Laga final melawan Salzburg menjadi perpisahan yang sempurna untuk Zenga: "Tak ada cara yang lebih baik sebagai ucapan perpisahan. Saya tahu Sampdoria berminat kepada saya - Mancini bahkan menelepon saya.

"Saya masih mengingatnya seperti baru terjadi kemarin. Saya masuk ke lapangan dan seluruh penonton di stadion mengelu-elukan nama saya. Itu memberi saya motivasi yang saya butuhkan untuk menunjukkan performa terbaik. Saya mengerahkan segala kemampuan saya - saya menjadi pemenang hari itu."

Sementara Zenga pindah ke Sampdoria, Gianluca Pagliuca sebaliknya masuk ke Inter.

"Penampilan saya semakin menurun saat itu dan Pagliuca adalah prospek muda. Saya tidak bisa menerimanya dengan baik - saya tidak suka itu harus terjadi. Namun akhirnya saya bisa memahami dan sebagai seorang pelatih, saya harus membuat keputusan yang sama. Anda harus menerima pengalaman negatif dan mengubahnya menjadi sesuatu yang positif."

Zenga saat ini menjadi pelatih Wolves di Inggris, setelah berhasil melatih di Sampdoria dan Red Star Belgrade sebelumnya. Namun karier manajerial Zenga dimulai di sisi lain dunia, yaitu di New England Revolution.

"Saya mengambil pengalaman berkarier di Amerika sebagai sebuah kesempatan. Saya berbicara dengan seorang rekan saya kemarin dan mengatakan bahwa saya harus lebih fokus pada kesempatan, bukan hanya kontrak. Saya melatih di Amerika Serikat selama dua bulan dan kemudian mulai bermain lagi.

"Pengalaman yang cukup sulit dalam hal bahasa dan budaya, tetapi mereka mengajarkan kepada saya untuk tidak iri kepada siapa pun dan membantu saya untuk memandang permasalahan dari sudut yang berbeda dari yang sebelumnya saya lakukan."

Terakhir, Zenga ditanya apakah suatu hari nanti ia mau menjadi manajer Inter.
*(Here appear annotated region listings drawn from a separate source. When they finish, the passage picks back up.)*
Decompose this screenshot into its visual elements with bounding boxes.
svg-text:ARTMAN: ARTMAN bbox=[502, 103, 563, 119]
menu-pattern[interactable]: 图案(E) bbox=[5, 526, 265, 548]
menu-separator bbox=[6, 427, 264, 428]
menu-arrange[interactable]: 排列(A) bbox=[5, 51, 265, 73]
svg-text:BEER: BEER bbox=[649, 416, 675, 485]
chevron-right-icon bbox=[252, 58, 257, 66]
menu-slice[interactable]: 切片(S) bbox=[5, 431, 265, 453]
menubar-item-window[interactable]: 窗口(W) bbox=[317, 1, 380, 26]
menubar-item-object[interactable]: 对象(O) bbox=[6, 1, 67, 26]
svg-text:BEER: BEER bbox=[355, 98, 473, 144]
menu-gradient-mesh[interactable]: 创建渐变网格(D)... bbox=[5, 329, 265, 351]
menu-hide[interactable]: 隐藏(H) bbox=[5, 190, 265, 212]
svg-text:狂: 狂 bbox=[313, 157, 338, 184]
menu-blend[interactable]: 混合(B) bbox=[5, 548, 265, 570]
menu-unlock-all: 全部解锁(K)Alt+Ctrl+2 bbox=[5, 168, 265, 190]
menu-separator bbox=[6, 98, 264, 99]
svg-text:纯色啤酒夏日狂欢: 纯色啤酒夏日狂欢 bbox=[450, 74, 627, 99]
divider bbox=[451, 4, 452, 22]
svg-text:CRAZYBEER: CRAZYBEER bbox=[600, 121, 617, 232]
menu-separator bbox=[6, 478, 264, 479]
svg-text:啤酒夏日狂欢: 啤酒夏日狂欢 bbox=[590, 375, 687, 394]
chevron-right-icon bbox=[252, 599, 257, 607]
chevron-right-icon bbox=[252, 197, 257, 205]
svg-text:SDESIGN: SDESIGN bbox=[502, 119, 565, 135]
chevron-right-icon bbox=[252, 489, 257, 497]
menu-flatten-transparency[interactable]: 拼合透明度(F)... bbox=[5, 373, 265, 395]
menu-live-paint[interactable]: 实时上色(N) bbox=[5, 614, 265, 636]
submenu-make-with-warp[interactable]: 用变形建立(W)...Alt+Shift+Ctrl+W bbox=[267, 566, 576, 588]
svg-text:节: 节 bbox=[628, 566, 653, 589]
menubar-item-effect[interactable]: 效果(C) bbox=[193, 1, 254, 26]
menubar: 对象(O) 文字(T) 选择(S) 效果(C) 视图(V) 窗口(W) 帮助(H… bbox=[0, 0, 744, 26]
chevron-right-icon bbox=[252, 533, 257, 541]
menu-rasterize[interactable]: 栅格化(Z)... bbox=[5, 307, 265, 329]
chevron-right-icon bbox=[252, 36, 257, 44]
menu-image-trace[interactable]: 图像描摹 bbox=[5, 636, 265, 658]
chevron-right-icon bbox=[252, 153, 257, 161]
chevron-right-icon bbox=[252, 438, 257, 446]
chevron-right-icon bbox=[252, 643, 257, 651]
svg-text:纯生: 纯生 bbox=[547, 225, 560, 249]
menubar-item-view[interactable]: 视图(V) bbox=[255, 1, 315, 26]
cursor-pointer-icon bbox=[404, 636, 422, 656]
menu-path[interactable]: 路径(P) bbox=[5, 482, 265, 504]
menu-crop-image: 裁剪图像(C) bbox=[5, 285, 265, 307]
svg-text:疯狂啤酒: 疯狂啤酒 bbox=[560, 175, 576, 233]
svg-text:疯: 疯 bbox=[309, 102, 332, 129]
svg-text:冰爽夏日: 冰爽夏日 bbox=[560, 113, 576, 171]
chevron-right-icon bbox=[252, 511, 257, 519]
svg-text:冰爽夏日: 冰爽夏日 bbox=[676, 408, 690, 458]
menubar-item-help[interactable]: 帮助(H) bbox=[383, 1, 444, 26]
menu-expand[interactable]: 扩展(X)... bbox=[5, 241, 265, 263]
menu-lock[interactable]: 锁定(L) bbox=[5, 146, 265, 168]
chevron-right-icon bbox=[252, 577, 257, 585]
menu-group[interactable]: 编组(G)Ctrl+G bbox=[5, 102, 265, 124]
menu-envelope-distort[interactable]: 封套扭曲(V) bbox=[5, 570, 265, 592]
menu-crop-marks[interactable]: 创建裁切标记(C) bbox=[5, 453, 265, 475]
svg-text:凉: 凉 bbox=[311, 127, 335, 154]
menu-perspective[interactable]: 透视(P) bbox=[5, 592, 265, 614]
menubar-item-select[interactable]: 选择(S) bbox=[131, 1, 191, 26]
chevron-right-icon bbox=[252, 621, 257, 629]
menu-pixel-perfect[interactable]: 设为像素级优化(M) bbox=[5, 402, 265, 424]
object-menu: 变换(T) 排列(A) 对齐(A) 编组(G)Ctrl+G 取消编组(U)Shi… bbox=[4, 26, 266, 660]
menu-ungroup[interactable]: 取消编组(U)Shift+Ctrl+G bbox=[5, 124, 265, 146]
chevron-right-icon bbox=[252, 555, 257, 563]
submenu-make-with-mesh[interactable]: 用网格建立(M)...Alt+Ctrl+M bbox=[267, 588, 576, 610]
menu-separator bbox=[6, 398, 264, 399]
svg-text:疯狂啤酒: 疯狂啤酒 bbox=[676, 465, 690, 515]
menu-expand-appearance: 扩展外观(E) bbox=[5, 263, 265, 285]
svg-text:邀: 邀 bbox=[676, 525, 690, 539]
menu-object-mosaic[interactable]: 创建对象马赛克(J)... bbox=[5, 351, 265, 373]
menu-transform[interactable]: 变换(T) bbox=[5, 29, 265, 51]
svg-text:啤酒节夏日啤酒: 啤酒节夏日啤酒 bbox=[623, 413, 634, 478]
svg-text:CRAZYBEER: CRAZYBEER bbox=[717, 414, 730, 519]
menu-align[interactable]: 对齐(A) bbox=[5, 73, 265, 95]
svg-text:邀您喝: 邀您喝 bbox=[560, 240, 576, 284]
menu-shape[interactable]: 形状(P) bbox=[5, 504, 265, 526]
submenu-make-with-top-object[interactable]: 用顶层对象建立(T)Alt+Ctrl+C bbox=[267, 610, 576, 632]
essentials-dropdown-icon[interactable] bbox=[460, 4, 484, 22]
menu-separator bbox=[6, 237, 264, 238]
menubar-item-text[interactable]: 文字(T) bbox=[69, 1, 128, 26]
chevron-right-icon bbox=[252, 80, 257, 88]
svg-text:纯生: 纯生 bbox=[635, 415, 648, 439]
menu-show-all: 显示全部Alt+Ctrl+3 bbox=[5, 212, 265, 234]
"Saya pernah melatih tim Italia lain, tetapi pengalaman-pengalaman tersebut mungkin belum cukup untuk menempatkan saya dalam posisi yang dapat dipertimbangkan untuk menjadi manajer di Inter. Artinya, itu akan selalu ada dalam pikiran saya, meskipun menurut saya masa saya untuk itu sudah berlalu."